Seit 1950 begann die offizielle Registrierung von Kriegsgefangenen und Vermissten. Besonders erfolgreich war die Suche nach Kindern in Hamburg. Auf einen Aufruf im Radio meldeten sich manchmal 15 Eltern, und oft half eine Narbe am Körper oder ein altes Spielzeug den Verwandten, sich wiederzufinden.
Viele Historiker, die die Tätigkeit der Organisation untersuchten, hielten die Geschichte der Entwicklung des Roten Kreuzes in der Hansestadt für recht ambivalent.

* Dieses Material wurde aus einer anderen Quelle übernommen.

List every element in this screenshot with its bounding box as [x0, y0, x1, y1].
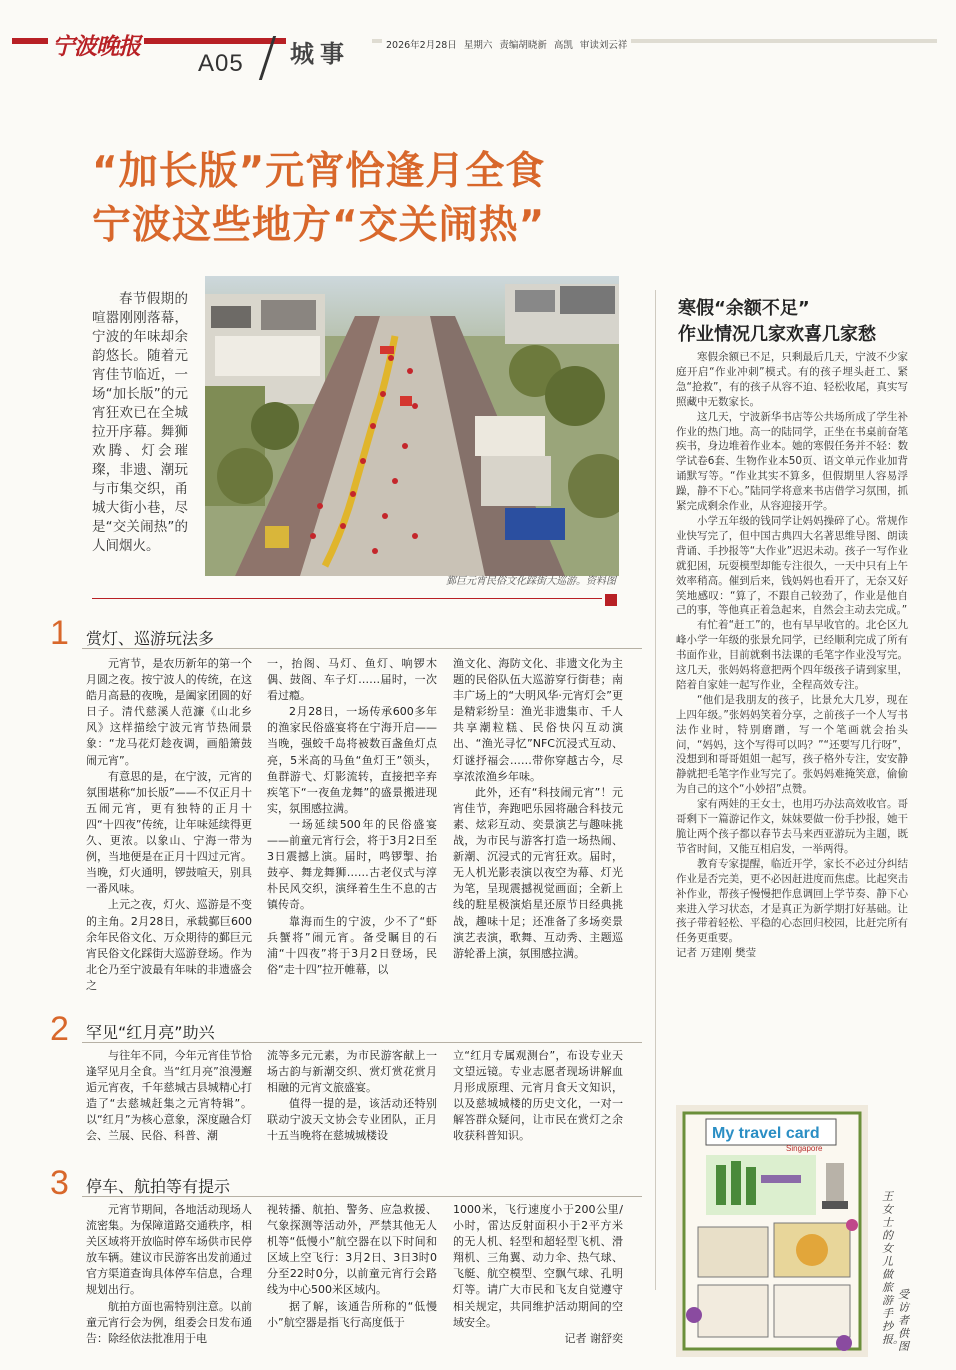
section-2-number: 2	[50, 1010, 69, 1048]
drawing-credit: 受访者供图	[898, 1288, 909, 1353]
sidebar-article: 寒假余额已不足，只剩最后几天，宁波不少家庭开启“作业冲刺”模式。有的孩子埋头赶工、紧急“抢救”，有的孩子从容不迫、轻松收尾，真实写照藏中无数家长。 这几天，宁波新华书店等公共场所成了学生补作业的热门地。高一的陆同学，正坐在书桌前奋笔疾书，身边堆着作业本。她的寒假任务并不轻：数学试卷6套、生物作业本50页、语文单元作业加背诵默写等。“作业其实不算多，但假期里人容易浮躁，静不下心。”陆同学将意来书店借学习氛围，抓紧完成剩余作业，从容迎接开学。 小学五年级的钱同学让妈妈操碎了心。常规作业快写完了，但中国古典四大名著思维导图、朗读背诵、手抄报等“大作业”迟迟未动。孩子一写作业就犯困，玩耍模型却能专注很久，一天中只有上午效率稍高。催到后来，钱妈妈也看开了，无奈又好笑地感叹：“算了，不跟自己较劲了，作业是他自己的事，等他真正着急起来，自然会主动去完成。” 有忙着“赶工”的，也有早早收官的。北仑区九峰小学一年级的张景允同学，已经顺利完成了所有书面作业，目前就剩书法课的毛笔字作业没写完。这几天，张妈妈将意把两个四年级孩子请到家里，陪着自家娃一起写作业，全程高效专注。 “他们是我朋友的孩子，比景允大几岁，现在上四年级。”张妈妈笑着分享，之前孩子一个人写书法作业时，特别磨蹭，写一个笔画就会抬头问，“妈妈，这个写得可以吗？”“还要写几行呀”，没想到和哥哥姐姐一起写，孩子格外专注，安安静静就把毛笔字作业写完了。张妈妈难掩笑意，偷偷为自己的这个“小妙招”点赞。 家有两娃的王女士，也用巧办法高效收官。哥哥剩下一篇游记作文，妹妹要做一份手抄报，她干脆让两个孩子都以春节去马来西亚游玩为主题，既节省时间，又能互相启发，一举两得。 教育专家提醒，临近开学，家长不必过分纠结作业是否完美，更不必因赶进度而焦虑。比起突击补作业，帮孩子慢慢把作息调回上学节奏、静下心来进入学习状态，才是真正为新学期打好基础。让孩子带着轻松、平稳的心态回归校园，比赶完所有任务更重要。 记者 万建刚 樊莹	[676, 351, 908, 960]
headline-line-2: 宁波这些地方“交关闹热”	[92, 203, 546, 248]
section-1-column-3: 渔文化、海防文化、非遗文化为主题的民俗队伍大巡游穿行街巷；南丰广场上的“大明风华·元宵灯会”更是精彩纷呈：渔光非遗集市、千人共享潮粒糕、民俗快闪互动演出、“渔光寻忆”NFC沉浸式互动、灯谜抒福会……带你穿越古今，尽享浓浓渔乡年味。 此外，还有“科技闹元宵”！元宵佳节，奔跑吧乐园将融合科技元素、炫彩互动、奕景演艺与趣味挑战，为市民与游客打造一场热闹、新潮、沉浸式的元宵狂欢。届时，无人机光影表演以夜空为幕、灯光为笔，呈现震撼视觉画面；全新上线的駐星极演焰星还原节日经典挑战，趣味十足；还准备了多场奕景演艺表演，歌舞、互动秀、主题巡游轮番上演，氛围感拉满。	[453, 657, 623, 960]
column-divider	[655, 290, 656, 1290]
section-3-column-1: 元宵节期间，各地活动现场人流密集。为保障道路交通秩序，相关区域将开放临时停车场供市民停放车辆。建议市民游客出发前通过官方渠道查询具体停车信息，合理规划出行。 航拍方面也需特别注意。以前童元宵行会为例，组委会日发布通告：除经依法批准用于电	[86, 1203, 252, 1345]
headline-line-1: “加长版”元宵恰逢月全食	[92, 149, 546, 194]
drawing-caption: 王女士的女儿做旅游手抄报。	[882, 1190, 904, 1346]
section-3-rule	[82, 1196, 642, 1197]
page-number: A05	[198, 50, 244, 77]
sidebar-title-2: 作业情况几家欢喜几家愁	[678, 324, 876, 345]
drawing-title: My travel card	[712, 1125, 820, 1142]
travel-card-illustration	[676, 1105, 868, 1357]
intro-paragraph: 春节假期的喧嚣刚刚落幕，宁波的年味却余韵悠长。随着元宵佳节临近，一场“加长版”的元宵狂欢已在全城拉开序幕。舞狮欢腾、灯会璀璨，非遗、潮玩与市集交织，甬城大街小巷，尽是“交关闹热”的人间烟火。	[92, 291, 188, 554]
section-3-number: 3	[50, 1164, 69, 1202]
section-1-title: 赏灯、巡游玩法多	[86, 629, 215, 648]
section-1-rule	[82, 648, 642, 649]
section-2-column-2: 流等多元元素，为市民游客献上一场古韵与新潮交织、赏灯赏花赏月相融的元宵文旅盛宴。 值得一提的是，该活动还特别联动宁波天文协会专业团队，正月十五当晚将在慈城城楼设	[267, 1049, 437, 1143]
section-3-title: 停车、航拍等有提示	[86, 1177, 231, 1196]
section-2-rule	[82, 1042, 642, 1043]
photo-rule	[92, 598, 602, 599]
travel-card-drawing	[676, 1105, 868, 1357]
parade-photo	[205, 276, 619, 576]
section-1-column-2: 一，抬阁、马灯、鱼灯、响锣木偶、鼓阁、车子灯……届时，一次看过瘾。 2月28日，一场传承600多年的渔家民俗盛宴将在宁海开启——当晚，强蛟千岛将被数百盏鱼灯点亮，5米高的马鱼“鱼灯王”领头，鱼群游弋、灯影流转，直接把辛弃疾笔下“一夜鱼龙舞”的盛景搬进现实，氛围感拉满。 一场延续500年的民俗盛宴——前童元宵行会，将于3月2日至3日震撼上演。届时，鸣锣掣、抬鼓亭、舞龙舞狮……古老仪式与淳朴民风交织，演绎着生生不息的古镇传奇。 靠海而生的宁波，少不了“虾兵蟹将”闹元宵。备受瞩目的石浦“十四夜”将于3月2日登场，民俗“走十四”拉开帷幕，以	[267, 657, 437, 976]
section-2-column-3: 立“红月专属观测台”，布设专业天文望远镜。专业志愿者现场讲解血月形成原理、元宵月食天文知识，以及慈城城楼的历史文化，一对一解答群众疑问，让市民在赏灯之余收获科普知识。	[453, 1049, 623, 1143]
sidebar-title-1: 寒假“余额不足”	[678, 298, 810, 319]
section-2-column-1: 与往年不同，今年元宵佳节恰逢罕见月全食。当“红月亮”浪漫邂逅元宵夜，千年慈城古县城精心打造了“去慈城赶集之元宵特辑”。以“红月”为核心意象，深度融合灯会、兰展、民俗、科普、潮	[86, 1049, 252, 1143]
newspaper-logo: 宁波晚报	[48, 28, 144, 61]
section-1-column-1: 元宵节，是农历新年的第一个月圆之夜。按宁波人的传统，在这皓月高悬的夜晚，是阖家团圆的好日子。清代慈溪人范濂《山北乡风》这样描绘宁波元宵节热闹景象：“龙马花灯趁夜调，画船箫鼓闹元宵”。 有意思的是，在宁波，元宵的氛围堪称“加长版”——不仅正月十五闹元宵，更有独特的正月十四“十四夜”传统，让年味延续得更久、更浓。以象山、宁海一带为例，当地便是在正月十四过元宵。当晚，灯火通明，锣鼓喧天，别具一番风味。 上元之夜，灯火、巡游是不变的主角。2月28日，承载鄞巨600余年民俗文化、万众期待的鄞巨元宵民俗文化踩街大巡游登场。作为北仑乃至宁波最有年味的非遗盛会之	[86, 657, 252, 992]
section-3-byline: 记者 谢舒奕	[564, 1331, 623, 1345]
photo-caption: 鄞巨元宵民俗文化踩街大巡游。资料图	[446, 576, 616, 587]
drawing-subtitle: Singapore	[786, 1144, 823, 1153]
section-3-column-3: 1000米，飞行速度小于200公里/小时，雷达反射面积小于2平方米的无人机、轻型和超轻型飞机、滑翔机、三角翼、动力伞、热气球、飞艇、航空模型、空飘气球、孔明灯等。请广大市民和飞友自觉遵守相关规定，共同维护活动期间的空域安全。 记者 谢舒奕	[453, 1202, 623, 1347]
section-3-column-2: 视转播、航拍、警务、应急救援、气象探测等活动外，严禁其他无人机等“低慢小”航空器在以下时间和区域上空飞行：3月2日、3日3时0分至22时0分，以前童元宵行会路线为中心500米区域内。 据了解，该通告所称的“低慢小”航空器是指飞行高度低于	[267, 1203, 437, 1329]
parade-illustration	[205, 276, 619, 576]
sidebar-byline: 记者 万建刚 樊莹	[676, 947, 757, 960]
section-name: 城事	[286, 34, 354, 69]
caption-marker	[605, 594, 617, 606]
section-1-number: 1	[50, 614, 69, 652]
section-2-title: 罕见“红月亮”助兴	[86, 1023, 215, 1042]
issue-meta: 2026年2月28日 星期六 责编胡晓新 高凯 审读刘云祥	[382, 37, 631, 51]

Sie war mit politischen, sozialen und wirtschaftlichen Ereignissen verbunden.
Es war ein ununterbrochener Transformationsprozess – von der medizinischen Hilfeleistung im Krieg über politisches Missbrauchspotenzial bis hin zu neutralen humanitären Aktivitäten.
Heute hat das Hamburger Rote Kreuz 40.000 Fördermitglieder, 1.000 ehrenamtliche Spezialisten und 2.000 festangestellte Mitarbeiter.